Abaixo, extraído de Revista Época, pg 78, Ed 20/12/2010, no. 657

DERRAPOU NO TWITTER

A Nissan inovou com promoção na rede social. Mas se enrolou com um internauta acusado de fraude.

Por Bruno Ferrari

O povo brasileiro tem uma antiga paixão por carro. Outra paixão, mais recente, são as redes sociais: dos 40 milhões de usuários ativos de internet no Brasil, mais de 80% frequentam algum desses sites. Com todo esse potencial, uma ação de marketing que unisse essas duas paixões não teria como dar errado. Foi o que a montadora japonesa Nissan imaginou quando lançou a promoção “Quero meu carrão”. O objetivo era que usuários da rede social Twitter divulgassem uma mensagem em seus perfis e que essa mensagem fosse repassada pelo maior número de contatos. Quem atingisse a marca de 44.500 “retuites” (ou RTs) levaria um carro Tiida novinho, no valor de R$ 44.500. Mas a bela sacada de marketing deu errado.

Um grupo de usuários do Twitter se mobilizou para ganhar o carro. Queriam doar o prêmio à Família Santa Clara, uma instituição de caridade. Pessoas influentes do Twitter no Brasil endossaram a campanha. Em poucos dias, porém, um perfil identificado como @tca_oficial ultrapassou os 44.500 RTs, levando o carro.

Desconfiados do perfil, que era anônimo e tinha mais de 100 mil seguidores (marca que só celebridades conseguem), o grupo que perdeu o carro mobilizou-se para encontrar indícios de trapaça do usuário @tca_oficial. Não precisou de muito. O próprio Twitter excluiu a conta vencedora dois dias depois por uso de técnicas para inflar artificialmente o número de seguidores (conhecidas como “scripts”).

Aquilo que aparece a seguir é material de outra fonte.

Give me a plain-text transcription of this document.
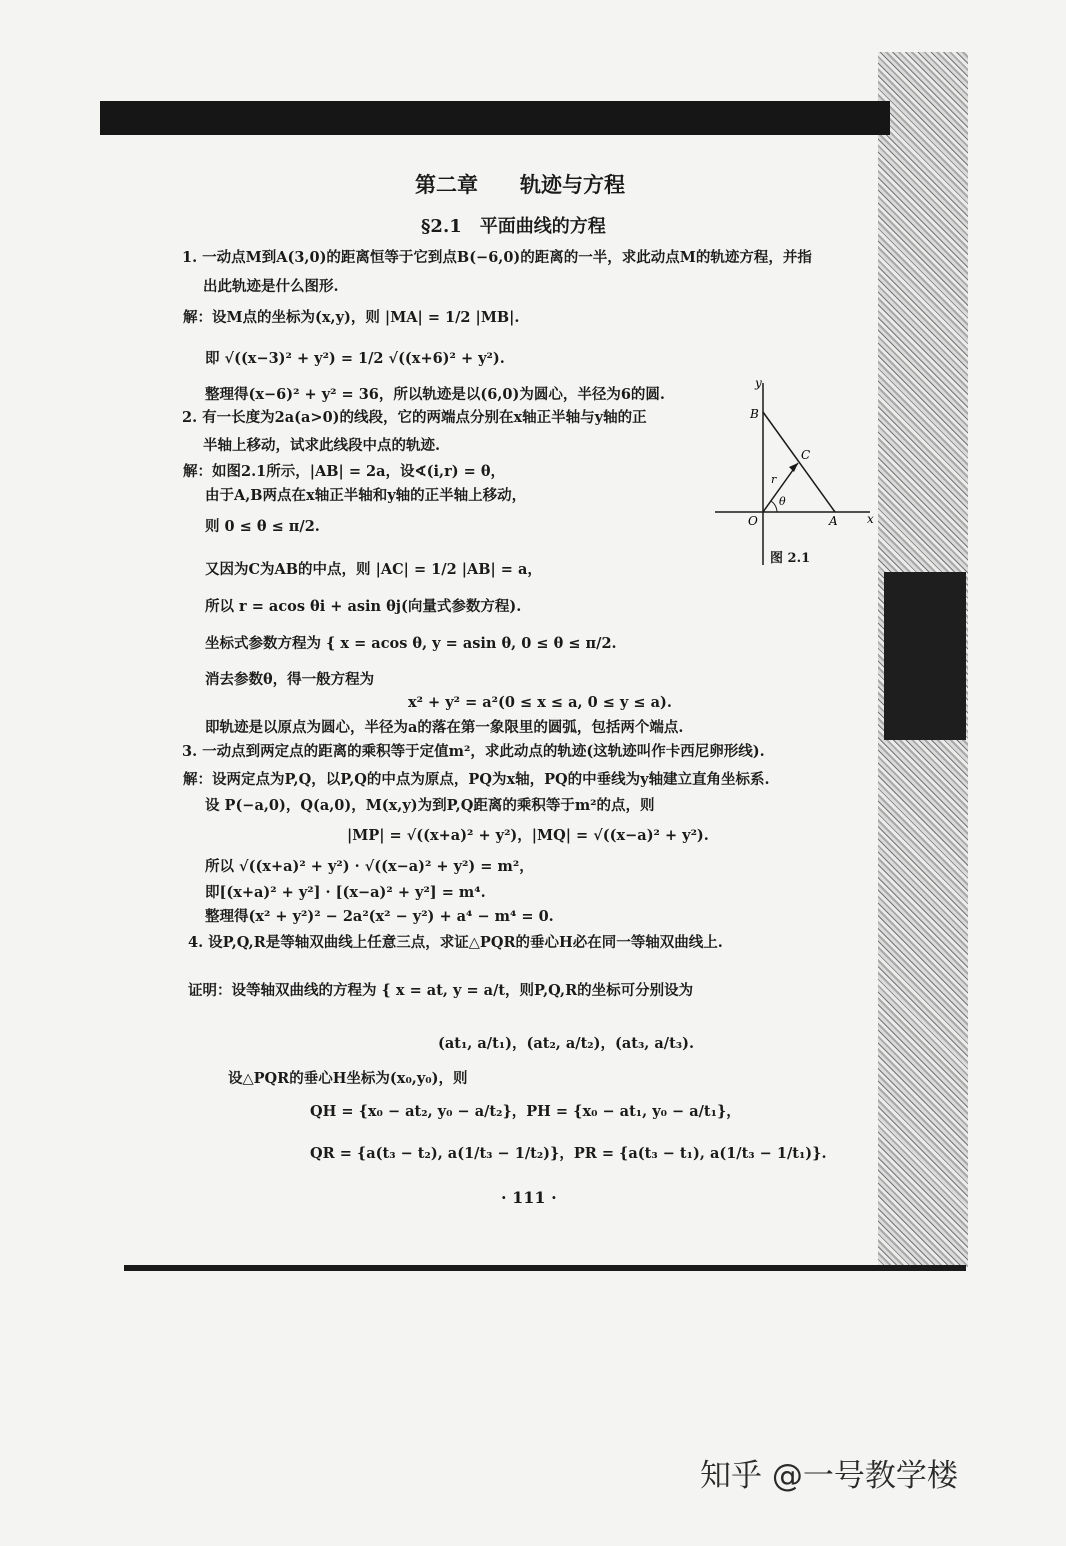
第二章　　轨迹与方程
§2.1　平面曲线的方程
1. 一动点M到A(3,0)的距离恒等于它到点B(−6,0)的距离的一半，求此动点M的轨迹方程，并指
出此轨迹是什么图形.
解：设M点的坐标为(x,y)，则 |MA| = 1/2 |MB|.
即 √((x−3)² + y²) = 1/2 √((x+6)² + y²).
整理得(x−6)² + y² = 36，所以轨迹是以(6,0)为圆心，半径为6的圆.
2. 有一长度为2a(a>0)的线段，它的两端点分别在x轴正半轴与y轴的正
半轴上移动，试求此线段中点的轨迹.
解：如图2.1所示，|AB| = 2a，设∢(i,r) = θ，
由于A,B两点在x轴正半轴和y轴的正半轴上移动，
则 0 ≤ θ ≤ π/2.
又因为C为AB的中点，则 |AC| = 1/2 |AB| = a，
所以 r = acos θi + asin θj(向量式参数方程).
坐标式参数方程为 { x = acos θ, y = asin θ, 0 ≤ θ ≤ π/2.
消去参数θ，得一般方程为
x² + y² = a²(0 ≤ x ≤ a, 0 ≤ y ≤ a).
即轨迹是以原点为圆心，半径为a的落在第一象限里的圆弧，包括两个端点.
3. 一动点到两定点的距离的乘积等于定值m²，求此动点的轨迹(这轨迹叫作卡西尼卵形线).
解：设两定点为P,Q，以P,Q的中点为原点，PQ为x轴，PQ的中垂线为y轴建立直角坐标系.
设 P(−a,0)，Q(a,0)，M(x,y)为到P,Q距离的乘积等于m²的点，则
|MP| = √((x+a)² + y²)，|MQ| = √((x−a)² + y²).
所以 √((x+a)² + y²) · √((x−a)² + y²) = m²，
即[(x+a)² + y²] · [(x−a)² + y²] = m⁴.
整理得(x² + y²)² − 2a²(x² − y²) + a⁴ − m⁴ = 0.
4. 设P,Q,R是等轴双曲线上任意三点，求证△PQR的垂心H必在同一等轴双曲线上.
证明：设等轴双曲线的方程为 { x = at, y = a/t，则P,Q,R的坐标可分别设为
(at₁, a/t₁)，(at₂, a/t₂)，(at₃, a/t₃).
设△PQR的垂心H坐标为(x₀,y₀)，则
QH = {x₀ − at₂, y₀ − a/t₂}，PH = {x₀ − at₁, y₀ − a/t₁}，
QR = {a(t₃ − t₂), a(1/t₃ − 1/t₂)}，PR = {a(t₃ − t₁), a(1/t₃ − 1/t₁)}.
y
x
O	A
B
C
r
θ
图 2.1
· 111 ·
知乎 @一号教学楼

Houve protesto em blogs, no Twitter e em diversos sites de notícia. Criou-se até o perfil @nissanfail (“Nissan falhou”) no Twitter. A montadora então prorrogou a promoção, oferecendo um segundo carro e tomando medidas de precaução. “Houve uma comoção no Twitter”, diz Carlos Murilo Moreno, diretor de marketing da Nissan. Moreno diz que o regulamento não previa penalizar o uso de script, e a Nissan poderia ser acionada na Justiça pelo ganhador da promoção. O publicitário Fernando Gouveia, que concorria ao prêmio no Twitter e escreveu um post em seu blog sobre o caso, rebate: “O item 4.8 do regulamento diz que serão excluídos os participantes que burlarem o sistema de segurança do Twitter”.

Para evitar que o segundo carro caísse na mão de outro hacker, a Nissan criou uma comissão para analisar tecnicamente o ranking da promoção, que se encerra no dia 20. Decidiu-se então que as mensagens com RTs dados indevidamente seriam excluídas. A advogada Flavia Penido, usuária do Twitter e com casos envolvendo Direito Digital na carreira, diz que a Nissan age com cautela. “O Direito não é uma ciência exata. É preciso que quem esteja julgando saiba exatamente como funciona o script”, afirma Flavia, que participa da comissão da montadora.

A Nissan tem o mérito de inovar num mercado promissor. “O custo do aprendizado é nosso”, afirma Moreno. “Mas a melhor solução nesse caso é ser transparente.” Um grupo de participantes que se sentiu prejudicado se uniu via internet e está pensando em mover uma ação coletiva contra a empresa. A ação da montadora japonesa mostrou o potencial de marketing das redes sociais. Mas mostrou também que, agora, ao lado da equipe de criação, é bom as empresas incluírem um advogado especializado em internet.